You can't -- and shouldn't -- miss the Art Institute. (You really have no excuse, since it's conveniently located right on Michigan Ave. in the heart of downtown.) No matter what medium or century interests you, the Art Institute has something in its collection to fit the bill. Japanese ukiyo-e prints, ancient Egyptian bronzes, Greek vases, 19th-century British photography, masterpieces by most of the greatest names in 20th-century sculpture, and modern American textiles are just some of the works on display, but for a general overview of the museum's collection, take the free "Highlights of the Art Institute" tour Saturday and Sunday.

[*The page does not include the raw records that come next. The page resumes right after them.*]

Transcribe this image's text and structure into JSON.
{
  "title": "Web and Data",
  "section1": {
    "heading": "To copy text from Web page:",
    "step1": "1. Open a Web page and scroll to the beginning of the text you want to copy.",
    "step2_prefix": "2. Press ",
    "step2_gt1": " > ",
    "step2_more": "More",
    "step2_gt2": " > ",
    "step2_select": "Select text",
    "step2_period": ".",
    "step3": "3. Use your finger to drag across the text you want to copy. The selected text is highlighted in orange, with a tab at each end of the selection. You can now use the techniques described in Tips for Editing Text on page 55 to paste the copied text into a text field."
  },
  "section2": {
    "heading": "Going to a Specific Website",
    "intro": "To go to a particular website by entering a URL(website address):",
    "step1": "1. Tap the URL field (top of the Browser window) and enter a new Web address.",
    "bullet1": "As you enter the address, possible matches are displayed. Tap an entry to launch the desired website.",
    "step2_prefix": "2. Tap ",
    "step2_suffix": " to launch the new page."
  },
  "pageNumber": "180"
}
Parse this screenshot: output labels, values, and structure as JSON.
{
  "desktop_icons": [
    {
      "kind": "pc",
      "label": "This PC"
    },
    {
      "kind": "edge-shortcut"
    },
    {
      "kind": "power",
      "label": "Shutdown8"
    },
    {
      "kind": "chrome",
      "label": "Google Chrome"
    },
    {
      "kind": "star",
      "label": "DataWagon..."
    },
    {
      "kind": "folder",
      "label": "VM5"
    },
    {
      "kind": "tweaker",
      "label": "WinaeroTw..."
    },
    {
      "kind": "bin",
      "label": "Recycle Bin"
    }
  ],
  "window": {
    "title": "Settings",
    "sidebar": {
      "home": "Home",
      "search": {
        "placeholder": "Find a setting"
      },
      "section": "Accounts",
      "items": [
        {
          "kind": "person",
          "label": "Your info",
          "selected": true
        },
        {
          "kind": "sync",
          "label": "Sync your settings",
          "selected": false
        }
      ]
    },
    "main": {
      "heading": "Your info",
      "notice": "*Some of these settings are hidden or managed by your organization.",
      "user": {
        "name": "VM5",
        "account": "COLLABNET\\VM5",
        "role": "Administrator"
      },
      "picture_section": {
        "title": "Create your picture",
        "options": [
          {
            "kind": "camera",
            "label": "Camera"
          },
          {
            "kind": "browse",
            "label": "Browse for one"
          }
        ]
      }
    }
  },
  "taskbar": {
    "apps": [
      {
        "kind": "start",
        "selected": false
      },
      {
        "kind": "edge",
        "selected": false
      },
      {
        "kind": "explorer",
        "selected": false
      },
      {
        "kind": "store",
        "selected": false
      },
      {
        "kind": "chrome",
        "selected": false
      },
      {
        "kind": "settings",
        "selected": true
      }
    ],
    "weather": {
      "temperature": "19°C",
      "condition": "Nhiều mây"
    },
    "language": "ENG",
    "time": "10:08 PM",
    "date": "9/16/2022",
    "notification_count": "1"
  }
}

Auditorium Building and Theatre Auditorium Building and Theatre

A truly grand theater with historic-landmark status, the Auditorium gives visitors a taste of late-19th-century Chicago opulence. Because it's still a working theater -- not a museum -- it's not always open to the public during the day; to make sure you'll get in, schedule a guided tour, which are offered on Mondays at 10am and noon.
Designed and built in 1889 by Louis Sullivan and Dankmar Adler, the 4,000-seat Auditorium was a wonder of the world: the heaviest (110,000 tons) and most massive modern edifice on earth, the most fireproof building ever constructed, and the tallest building in Chicago. It was also the first large-scale building to be lit by electricity, and its theater was the first in the country to install air-conditioning. Originally the home of the Chicago Opera Company, Sullivan and Adler's masterpiece is defined by powerful arches lit by thousands of bulbs and features Sullivan's trademark ornamentation -- in this case, elaborate golden stenciling and gold plaster medallions. It's equally renowned for otherworldly acoustics and unobstructed sightlines.